McCollum et al. (2014) Public attitudes towards migration in Scotland: Exceptionality and possible policy implications
McCollum et al. (2014) challenge the common perception that Scots are more welcoming to migrants than their UK counterparts: a view often upheld by Scottish politicians against the political backdrop of the Scottish and UK Governments’ divergence on immigration policy. Although the authors do find evidence of favourable attitudes towards migration among the Scottish public (these attitudes are perhaps explained by historic immigration and emigration to and from Scotland) they also highlight emerging attitudes of opposition to migration. As the authors point out, such findings clearly have implications for policy debates on future immigration and constitutional change in Scotland. For further studies on attitudes to discrimination in Scotland see Bromley et al. (2007) and Lewis (2006) who examines Scottish attitudes towards asylum seekers and refugees.

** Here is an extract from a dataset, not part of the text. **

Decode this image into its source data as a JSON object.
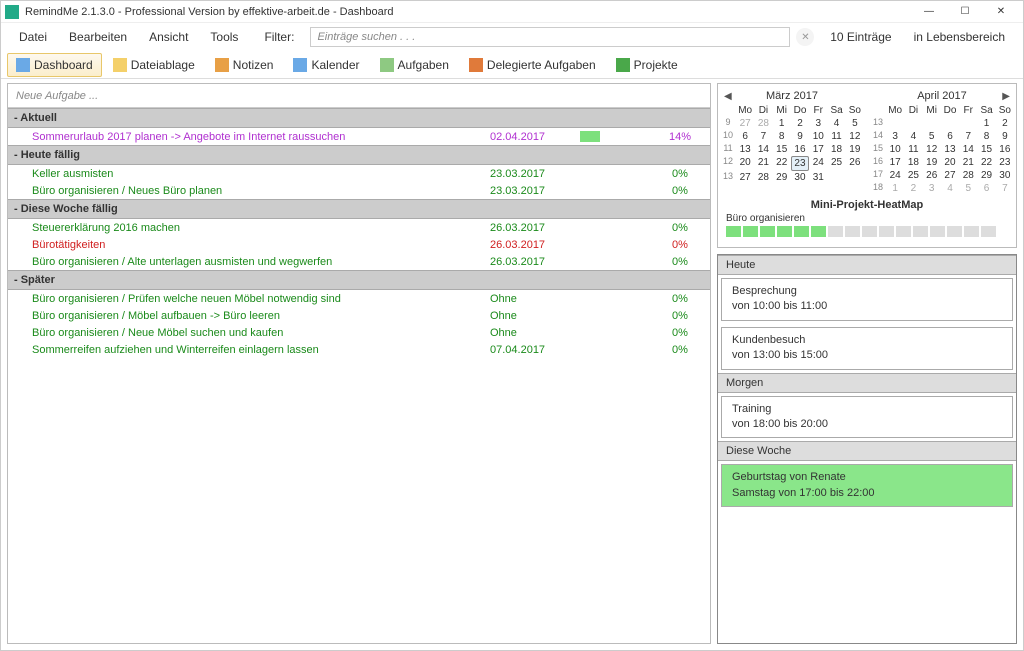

Also see Scottish Government (2013b) which provides a review of equality and ethnicity issues and includes discussion of attitudes to racial discrimination. Tindal et al. (2014b) discuss immigration policy and constitutional change from the perspective of Scottish employers and industry.
McCollum, D. Nowok, B. and Tindal, S. (2014) Public Attitudes Towards Migration in Scotland: Exceptionality and Possible Policy Implications, Scottish Affairs, Vol.23(1), pp.79-102.